The proposed sanctions have had little effect on the market recently, as industrial companies are the best-performing part of the S&P 500 in the last month even though investors feel a trade war leaves them vulnerable to higher costs and reduced sales.
SOUNDS BAD: Wireless speaker maker Sonos plunged 21.4 percent to $16.69 after its first earnings report as a publicly traded company. The company went public in early August with an offering that priced at $15 a share and it had climbed to $21.24 at Monday’s close.
DEAL NEWS: Chipmaker Integrated Device Technology soared after it agreed to be bought by Renesas Electronics of China for $49 a share, or $6.34 billion. IDT climbed 10.9 percent to $46.67.
Yum China Holdings dropped 12.7 percent to $32.17 after Bloomberg News reported that a Chinese consortium has decided to end its effort to buy the fast food company.
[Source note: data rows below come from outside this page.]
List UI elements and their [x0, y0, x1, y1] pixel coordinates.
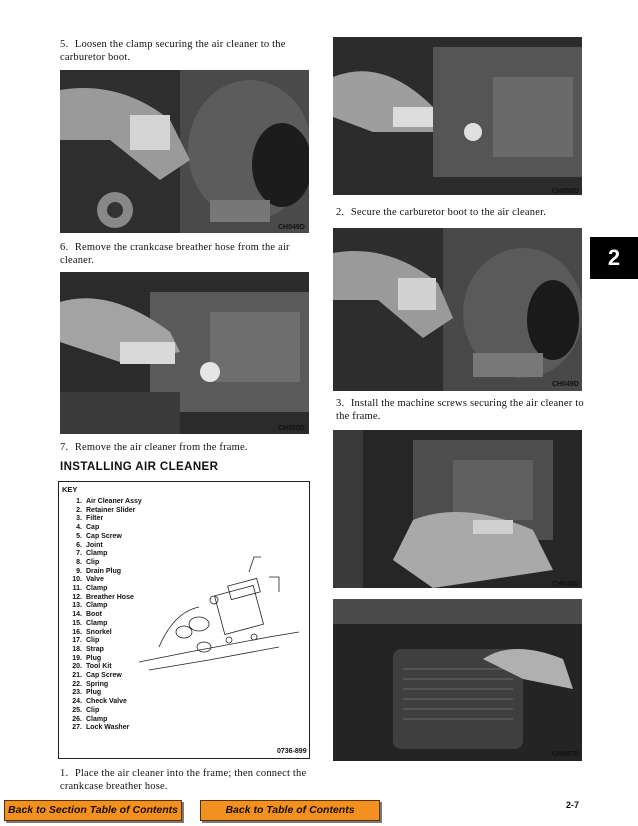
step-text: Secure the carburetor boot to the air cleaner.: [350, 207, 547, 218]
key-item-number: 27.: [72, 724, 82, 732]
key-item-label: Valve: [86, 576, 104, 584]
key-item-label: Breather Hose: [86, 593, 134, 601]
key-item-label: Check Valve: [86, 698, 127, 706]
key-item-label: Snorkel: [86, 628, 112, 636]
key-item-label: Filter: [86, 515, 104, 523]
section-heading: INSTALLING AIR CLEANER: [60, 461, 219, 473]
key-item: [65, 724, 142, 733]
step-text: Place the air cleaner into the frame; then connect the crankcase breather hose.: [60, 768, 307, 792]
key-item-label: Tool Kit: [86, 663, 112, 671]
photo-code: CH050D: [552, 188, 579, 195]
step-number: 6.: [60, 242, 69, 253]
photo-code: CH049D: [278, 224, 305, 231]
photo-ch047d: [333, 599, 582, 761]
step-number: 1.: [60, 768, 69, 779]
key-item-label: Cap: [86, 524, 100, 532]
key-item: [65, 507, 142, 516]
step-text: Loosen the clamp securing the air cleaner to the carburetor boot.: [60, 39, 286, 63]
photo-ch049d-right: [333, 228, 582, 391]
key-item-label: Clamp: [86, 550, 108, 558]
key-item-number: 4.: [76, 524, 82, 532]
back-to-section-toc-button[interactable]: Back to Section Table of Contents: [4, 800, 182, 821]
key-item-label: Strap: [86, 645, 104, 653]
key-item: [65, 698, 142, 707]
key-item: [65, 533, 142, 542]
photo-code: CH049D: [552, 381, 579, 388]
key-item-label: Joint: [86, 541, 103, 549]
step-number: 5.: [60, 39, 69, 50]
photo-ch049d-left: [60, 70, 309, 233]
key-item-label: Drain Plug: [86, 567, 122, 575]
key-item-number: 21.: [72, 672, 82, 680]
photo-code: CH050D: [278, 425, 305, 432]
key-item-label: Air Cleaner Assy: [86, 498, 142, 505]
photo-ch050d-right: [333, 37, 582, 195]
key-item-label: Clip: [86, 706, 100, 714]
key-item-number: 9.: [76, 567, 82, 575]
page-number: 2-7: [566, 800, 580, 810]
step-5: [60, 38, 310, 64]
step-number: 2.: [336, 207, 345, 218]
back-to-toc-button[interactable]: Back to Table of Contents: [200, 800, 380, 821]
key-title: KEY: [62, 485, 78, 494]
chapter-tab: 2: [590, 237, 638, 279]
key-item-number: 8.: [76, 558, 82, 566]
key-item-number: 11.: [72, 585, 82, 593]
step-6: [60, 241, 310, 267]
key-item-number: 12.: [72, 593, 82, 601]
key-item-number: 14.: [72, 611, 82, 619]
key-item-label: Lock Washer: [86, 724, 130, 732]
step-number: 7.: [60, 442, 69, 453]
key-item-number: 2.: [76, 506, 82, 514]
key-item-label: Cap Screw: [86, 532, 122, 540]
key-item-label: Boot: [86, 611, 102, 619]
key-item-label: Plug: [86, 689, 102, 697]
key-item: [65, 542, 142, 551]
key-item: [65, 689, 142, 698]
key-item-number: 26.: [72, 715, 82, 723]
step-3: [336, 397, 586, 423]
key-item-label: Clamp: [86, 715, 108, 723]
key-item-number: 20.: [72, 663, 82, 671]
key-item-number: 15.: [72, 619, 82, 627]
key-item: [65, 681, 142, 690]
key-item-label: Plug: [86, 654, 102, 662]
key-item: [65, 524, 142, 533]
exploded-diagram: [58, 481, 310, 759]
key-item-number: 22.: [72, 680, 82, 688]
photo-code: CH047D: [552, 751, 579, 758]
key-item-number: 17.: [72, 637, 82, 645]
key-item-number: 18.: [72, 645, 82, 653]
step-text: Remove the crankcase breather hose from the air cleaner.: [60, 242, 290, 266]
key-item-number: 1.: [76, 498, 82, 505]
key-item-number: 5.: [76, 532, 82, 540]
key-item-number: 7.: [76, 550, 82, 558]
diagram-code: 0736-899: [277, 748, 307, 755]
key-item-label: Cap Screw: [86, 672, 122, 680]
key-item-label: Clamp: [86, 619, 108, 627]
photo-code: CH048D: [552, 581, 579, 588]
key-item-label: Retainer Slider: [86, 506, 136, 514]
key-item-number: 16.: [72, 628, 82, 636]
key-item: [65, 716, 142, 725]
key-item-number: 24.: [72, 698, 82, 706]
key-item-label: Clamp: [86, 585, 108, 593]
photo-ch050d-left: [60, 272, 309, 434]
step-number: 3.: [336, 398, 345, 409]
key-item: [65, 498, 142, 507]
step-7: [60, 441, 310, 454]
key-item-label: Clamp: [86, 602, 108, 610]
key-item-number: 25.: [72, 706, 82, 714]
key-item-number: 10.: [72, 576, 82, 584]
photo-ch048d: [333, 430, 582, 588]
step-install-1: [60, 767, 312, 793]
key-item: [65, 707, 142, 716]
key-item-label: Clip: [86, 637, 100, 645]
key-item-label: Spring: [86, 680, 109, 688]
step-text: Install the machine screws securing the air cleaner to the frame.: [336, 398, 584, 422]
step-text: Remove the air cleaner from the frame.: [74, 442, 248, 453]
key-item-number: 13.: [72, 602, 82, 610]
key-item-number: 6.: [76, 541, 82, 549]
key-item: [65, 515, 142, 524]
key-item-number: 23.: [72, 689, 82, 697]
step-2: [336, 206, 584, 219]
key-item-number: 19.: [72, 654, 82, 662]
key-item-number: 3.: [76, 515, 82, 523]
exploded-view-drawing: [129, 552, 309, 682]
key-item-label: Clip: [86, 558, 100, 566]
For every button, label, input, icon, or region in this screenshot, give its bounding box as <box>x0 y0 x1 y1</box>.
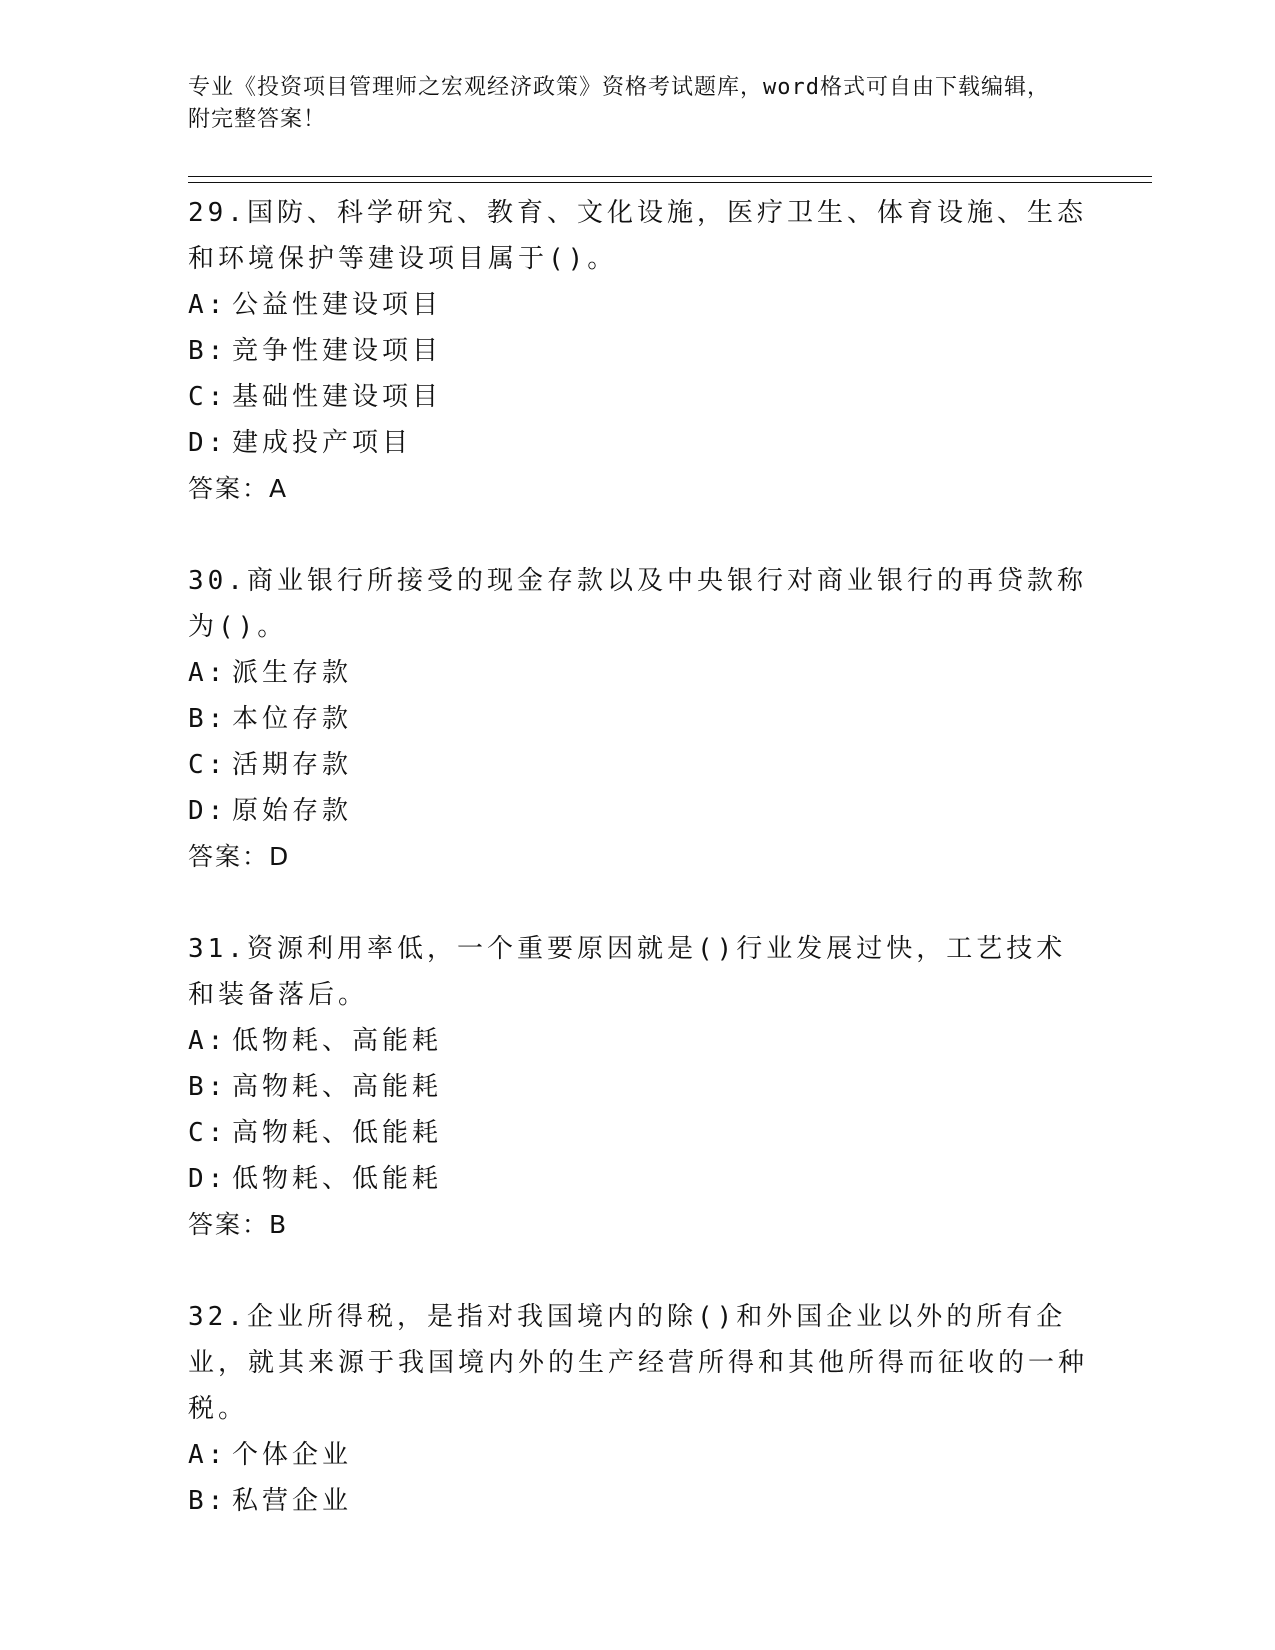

ENERGY: Benchmark U.S. crude jumped 2.5 percent to $69.25 per barrel in New York. Brent crude, used to price international oils, climbed 2 percent to $78.89 a barrel in London.
Wholesale gasoline rallied 2.8 percent to $2.01 a gallon. Heating oil gained 1.5 percent to $2.25 a gallon. Natural gas added 0.9 percent to $2.83 per 1,000 cubic feet.
OVERSEAS: Germany’s DAX and London’s FTSE 100 both fell 0.1 percent. The French CAC 40 added 0.3 percent.
Hong Kong’s Hang Seng lost 0.7 percent and officially entered a bear market, having fallen 20.3 percent from its recent peak reached Jan. 26. Tokyo’s Nikkei 225 rose 1.3 percent while Seoul’s Kospi fell 0.2 percent.
METALS: Gold rose 0.2 percent to $1,202.20 an ounce. Silver fell 0.2 percent to $14.15 an ounce. Copper slipped 0.2 percent to $2.62 a pound.
BONDS: Bond prices fell. The yield on the 10-year Treasury note rose to 2.98 percent from 2.94 percent.
CURRENCY: The dollar rose to 111.55 yen from 111.21 yen. The euro dipped to $1.1585 from $1.1597.